3.2 Project Overview

Once OCR4all has been opened in a browser, the user will automatically land on the 'Project Overview' starting page. From there, they will be able to access several features:

  • 'Settings': This feature allows for selecting the book set to be worked on, which can be chosen from the dropdown menu found under ‘Project selection’ – the title having been previously saved as a folder under ocr4all/data/book title (see 1.2). Additionally, the ‘gray’ setting must be selected under the menu point ‘Project image type’.

fig. 2: Project Overview settings.

  • Following this initial set up, click on ‘load project’ in order for the book in question to be uploaded to the OCR4all platform. Seeing as OCR4all only accepts certain file designations and formats (i.e. 0001.png etc.), a data conversion might be requested which can be directly carried out in OCR4all (fig. 3).

  • It is irrelevant whether a PDF or individual images were placed in the 'input' folder. If possible, however, single images are usually preferred.


fig. 3. Data conversion request (i.g. PDF in 'input' folder).

  • In OCR4all, all data generated during the workflow and for its functioning are saved in a single PageXML file per scan page and are no longer kept in the form of many individual files.

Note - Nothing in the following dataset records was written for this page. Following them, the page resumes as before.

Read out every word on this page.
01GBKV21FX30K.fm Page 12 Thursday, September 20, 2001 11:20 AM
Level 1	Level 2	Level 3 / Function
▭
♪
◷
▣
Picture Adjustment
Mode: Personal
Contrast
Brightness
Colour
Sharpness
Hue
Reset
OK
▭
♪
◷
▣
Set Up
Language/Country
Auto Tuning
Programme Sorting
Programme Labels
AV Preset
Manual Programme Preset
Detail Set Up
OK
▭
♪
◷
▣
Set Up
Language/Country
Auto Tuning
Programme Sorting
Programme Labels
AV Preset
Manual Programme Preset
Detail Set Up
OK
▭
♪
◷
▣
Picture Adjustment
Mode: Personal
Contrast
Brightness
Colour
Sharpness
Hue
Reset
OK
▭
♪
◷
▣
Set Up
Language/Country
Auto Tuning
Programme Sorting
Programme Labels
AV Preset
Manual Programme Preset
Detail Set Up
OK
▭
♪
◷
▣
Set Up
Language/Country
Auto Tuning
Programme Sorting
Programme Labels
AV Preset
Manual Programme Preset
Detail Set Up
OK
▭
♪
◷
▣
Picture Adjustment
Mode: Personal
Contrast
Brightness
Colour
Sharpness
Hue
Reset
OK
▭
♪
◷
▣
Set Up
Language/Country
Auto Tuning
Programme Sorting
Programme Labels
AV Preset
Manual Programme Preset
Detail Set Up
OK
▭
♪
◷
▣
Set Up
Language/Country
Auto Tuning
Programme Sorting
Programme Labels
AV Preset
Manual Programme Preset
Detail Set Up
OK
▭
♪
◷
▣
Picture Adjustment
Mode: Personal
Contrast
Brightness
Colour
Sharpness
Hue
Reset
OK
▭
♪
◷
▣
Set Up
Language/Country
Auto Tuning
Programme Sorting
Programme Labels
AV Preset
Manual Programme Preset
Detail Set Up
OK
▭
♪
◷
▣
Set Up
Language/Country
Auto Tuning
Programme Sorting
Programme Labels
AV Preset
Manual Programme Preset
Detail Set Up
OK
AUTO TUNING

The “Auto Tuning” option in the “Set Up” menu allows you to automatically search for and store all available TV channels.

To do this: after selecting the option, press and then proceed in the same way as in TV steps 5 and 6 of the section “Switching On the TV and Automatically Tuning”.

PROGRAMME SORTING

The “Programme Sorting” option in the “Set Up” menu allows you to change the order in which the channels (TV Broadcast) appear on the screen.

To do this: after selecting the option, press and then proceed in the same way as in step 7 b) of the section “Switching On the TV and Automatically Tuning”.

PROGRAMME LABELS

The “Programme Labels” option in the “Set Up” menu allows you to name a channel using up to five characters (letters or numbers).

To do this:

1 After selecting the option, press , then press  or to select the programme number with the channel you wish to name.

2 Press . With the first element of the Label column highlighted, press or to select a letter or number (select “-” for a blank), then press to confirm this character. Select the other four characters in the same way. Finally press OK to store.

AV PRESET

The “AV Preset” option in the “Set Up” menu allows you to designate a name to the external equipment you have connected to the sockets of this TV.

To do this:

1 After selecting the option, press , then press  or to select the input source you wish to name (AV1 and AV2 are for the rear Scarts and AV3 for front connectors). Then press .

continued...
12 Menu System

If project data from previous versions is still available, it is now possible to convert the project automatically into the structure required by OCR4all.

fig. 4: possible conversion of a Legacy-Project.

  • The feature "Overview" provides the user with a tabular presentation of the project’s ongoing progress (fig. 4). Each row corresponds to an individual book page, labelled by a page identifier (far left column). The following columns illustrate, from left to right, the workflow’s progression. Once a particular step has been executed, it will appear as completed (green check mark) in that work stage’s specific column.

fig. 5: Overview.

  • Clicking on an individual page’s identifier enables the user to check on the state of that specific page’s processing, as well as on the data generated by it, at any time during the workflow. To this effect, please use the ‘images’ column, as well as the subsequent options: ‘original’, ‘binary’, ‘gray’ and ‘noise removal’.

  • With the button "Export GT" (top right) all data created in the course of the project can be exported and packed as a zip folder within 'data'.